43"üncü maddenin gerekçesinde; “Zincirleme suç halinde aynı suçun birden fazla işlenmiş olması söz konusudur. Ancak, bu suçlar, aynı suç işleme kararı kapsamında işlenmektedirler, yani, bu suçlar arasında sübjektif bir bağ bulunmaktadır. Bu nedenle, kişiye bu suçların her birinden dolayı ayrı ayrı değil, bir ceza verilmekte ve fakat bu cezanın miktarı artırılmaktadır.” ifadelerine,
Sözü edilen maddeye 29.06.2005 tarih ve 5377 sayılı Kanun"un 6"ncı maddesiyle eklenen cümlenin gerekçesinde; “Zincirleme suç hâlinde, aynı suçun birden fazla işlenmiş olması söz konusudur. Ancak, bu suçlar, bir suç işleme kararının icrası kapsamında işlenmektedirler, yani, bu suçlar arasında sübjektif bir bağ bulunmaktadır. Bir suçun temel şekli ile daha ağır veya daha az cezayı gerektiren nitelikli şekilleri, aynı suç sayılır. Zincirleme suç halinde, ortada bir suç değil, birden fazla suç mevcuttur. Zincirleme suçtan söz edebilmek için, aynı suçun müteaddit defa aynı kişiye karşı işlenmesi gerekir. İşlenen suçların mağdurunun aynı kişi olması gerekir. Suçun mağdurunun farklı kişiler olması halinde, zincirleme suç hükümleri uygulanamaz.” ifadelerine yer verilmiştir.

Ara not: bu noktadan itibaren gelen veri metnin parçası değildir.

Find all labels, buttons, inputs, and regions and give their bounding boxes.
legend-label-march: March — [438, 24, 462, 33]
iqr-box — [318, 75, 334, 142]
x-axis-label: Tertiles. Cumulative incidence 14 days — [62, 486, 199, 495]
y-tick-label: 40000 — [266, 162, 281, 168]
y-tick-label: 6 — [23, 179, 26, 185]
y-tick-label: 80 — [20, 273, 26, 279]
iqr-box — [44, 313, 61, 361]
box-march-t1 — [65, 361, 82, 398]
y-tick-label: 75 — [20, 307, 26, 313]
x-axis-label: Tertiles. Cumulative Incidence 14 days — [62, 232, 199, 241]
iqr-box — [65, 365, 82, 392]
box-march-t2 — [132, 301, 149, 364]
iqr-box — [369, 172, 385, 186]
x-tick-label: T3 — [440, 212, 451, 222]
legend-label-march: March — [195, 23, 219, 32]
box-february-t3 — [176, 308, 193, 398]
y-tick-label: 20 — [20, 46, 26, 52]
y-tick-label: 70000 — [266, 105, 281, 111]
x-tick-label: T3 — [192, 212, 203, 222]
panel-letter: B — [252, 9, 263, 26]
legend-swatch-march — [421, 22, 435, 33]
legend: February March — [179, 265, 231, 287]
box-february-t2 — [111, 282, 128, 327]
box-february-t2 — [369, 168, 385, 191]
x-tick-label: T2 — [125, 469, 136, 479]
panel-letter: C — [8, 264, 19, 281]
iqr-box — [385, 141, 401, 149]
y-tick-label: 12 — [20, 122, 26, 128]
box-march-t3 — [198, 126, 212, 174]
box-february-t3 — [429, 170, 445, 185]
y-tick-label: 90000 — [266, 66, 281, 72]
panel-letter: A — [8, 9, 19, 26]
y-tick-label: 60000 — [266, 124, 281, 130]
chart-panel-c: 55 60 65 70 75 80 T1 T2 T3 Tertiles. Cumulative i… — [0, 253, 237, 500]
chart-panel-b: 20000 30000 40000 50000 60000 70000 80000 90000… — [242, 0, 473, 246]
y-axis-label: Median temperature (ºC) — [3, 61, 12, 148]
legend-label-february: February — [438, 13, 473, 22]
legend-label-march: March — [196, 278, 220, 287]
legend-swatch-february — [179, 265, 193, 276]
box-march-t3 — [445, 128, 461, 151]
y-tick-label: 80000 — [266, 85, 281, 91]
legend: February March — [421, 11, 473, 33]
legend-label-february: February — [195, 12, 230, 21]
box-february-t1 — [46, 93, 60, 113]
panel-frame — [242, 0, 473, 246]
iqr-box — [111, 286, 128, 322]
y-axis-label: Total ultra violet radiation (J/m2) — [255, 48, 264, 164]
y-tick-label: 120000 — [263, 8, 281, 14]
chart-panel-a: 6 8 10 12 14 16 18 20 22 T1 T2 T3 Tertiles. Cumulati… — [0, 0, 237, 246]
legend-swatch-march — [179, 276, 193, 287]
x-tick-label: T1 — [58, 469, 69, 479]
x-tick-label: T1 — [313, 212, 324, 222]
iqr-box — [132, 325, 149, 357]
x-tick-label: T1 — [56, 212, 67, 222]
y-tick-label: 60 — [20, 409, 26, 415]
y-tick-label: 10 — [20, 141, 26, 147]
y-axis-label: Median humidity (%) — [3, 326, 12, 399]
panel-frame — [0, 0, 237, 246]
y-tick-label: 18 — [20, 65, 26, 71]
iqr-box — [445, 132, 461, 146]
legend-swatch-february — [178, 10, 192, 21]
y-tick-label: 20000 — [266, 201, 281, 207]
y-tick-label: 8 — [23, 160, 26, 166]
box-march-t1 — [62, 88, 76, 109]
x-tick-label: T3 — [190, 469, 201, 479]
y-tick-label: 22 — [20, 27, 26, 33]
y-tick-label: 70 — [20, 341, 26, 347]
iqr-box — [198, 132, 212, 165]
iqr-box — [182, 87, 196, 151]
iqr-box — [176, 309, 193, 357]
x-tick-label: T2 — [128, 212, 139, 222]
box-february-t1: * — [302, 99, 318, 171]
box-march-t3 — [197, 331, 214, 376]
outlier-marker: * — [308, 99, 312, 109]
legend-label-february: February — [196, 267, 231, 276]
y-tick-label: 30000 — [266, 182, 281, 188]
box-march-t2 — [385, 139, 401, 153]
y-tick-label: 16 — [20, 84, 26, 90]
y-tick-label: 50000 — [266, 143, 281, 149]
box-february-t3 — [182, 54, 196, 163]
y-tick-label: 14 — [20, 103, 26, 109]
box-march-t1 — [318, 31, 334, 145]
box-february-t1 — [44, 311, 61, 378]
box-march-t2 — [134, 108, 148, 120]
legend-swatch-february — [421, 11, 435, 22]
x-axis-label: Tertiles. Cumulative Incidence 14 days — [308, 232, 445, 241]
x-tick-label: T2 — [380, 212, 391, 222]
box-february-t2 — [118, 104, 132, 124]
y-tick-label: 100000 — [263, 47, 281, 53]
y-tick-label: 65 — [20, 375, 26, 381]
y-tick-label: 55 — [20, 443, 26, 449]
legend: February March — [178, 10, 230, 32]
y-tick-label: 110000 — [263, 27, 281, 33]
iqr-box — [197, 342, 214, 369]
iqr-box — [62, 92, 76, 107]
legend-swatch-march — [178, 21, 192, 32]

Zincirleme suç, bir suç işleme kararının icrası kapsamında, bir kişiye karşı aynı suçun değişik zamanlarda işlenmesidir. Zincirleme suçun oluşması için; failin birden çok suç teşkil eden fiillerinin bulunması, işlenen birden çok suçun aynı suç olması, bu suçların değişik zamanlarda işlenmesi, birden fazla suçun aynı kişiye karşı işlenmesi ve birden fazla işlenen bu suçların bir suç işleme kararının icrası kapsamında gerçekleştirilmesi gerekmektedir.
5237 sayılı Kanun, 43"üncü maddesinin birinci fıkrasının üçüncü cümlesi, bir suçun temel şekli ile daha ağır veya daha az cezayı gerektiren nitelikli şekillerinin aynı suç sayıldığını kabul etmiştir.
Suçun işlendiği tarih olan 2009 yılında yürürlükte olan 5237 sayılı TCK"nın çocuğun cinsel istismarı suçunun düzenlendiği 103"üncü maddesinin birinci fıkrasında suçun temel şekli, ikinci fıkrasında ise, suçun temel şekline göre daha ağır cezayı gerektiren nitelikli hali düzenlenmiştir. Buna göre, suç tarihi itibariyle mağdura karşı işlenen 103"ncü maddesinin birinci fıkrasındaki suçun temel şekli olan çocuğun basit cinsel istismarı suçu ve ikinci fıkrasındaki suçun temel şekline göre daha ağır cezayı gerektiren nitelikli hâlinin işlenmesi durumunda 43"üncü maddesinde yer alan düzenleme sebebiyle bu eylemlerin aynı suç sayılıp, diğer unsurların da bulunması durumunda zincirleme suç hükümleri uygulanacaktır.
Oluş ve kabule göre, suça sürüklenen çocuğun değişik zamanlarda cinsel organını anal yoldan mağdura sokmak ve cinsel organıyla mağdura sürtünmek şeklinde fiillerini bir suç işleme kararının icrası kapsamında, mağdura karşı aynı suç sayılan çocuğun basit cinsel istismarı suçu ve çocuğun nitelikli cinsel istismarı suçlarını işlemesi karşısında, eylemlerin zincirleme şekilde işlendiğinin kabulü ile 5237 sayılı TCK"nın 103/2, 103/6, 43/1. maddeleri uyarınca cezalandırılması gerekirken, koşulları oluştuğu halde aynı Kanunun 43. maddesinde düzenlenen zincirleme suç hükümlerinin uygulanmaması sonucunda eksik ceza tayini,
Kanuna aykırı, O Yer Cumhuriyet Savcısı ile suça sürüklenen çocuk müdafiin temyiz itirazları bu itibarla yerinde görüldüğünden, hükmün 5320 sayılı Kanunun 8/1. maddesi gözetilerek 1412 sayılı CMUK"nın 321. maddesi uyarınca BOZULMASINA, 01.03.2016 tarihinde oybirliğiyle karar verildi.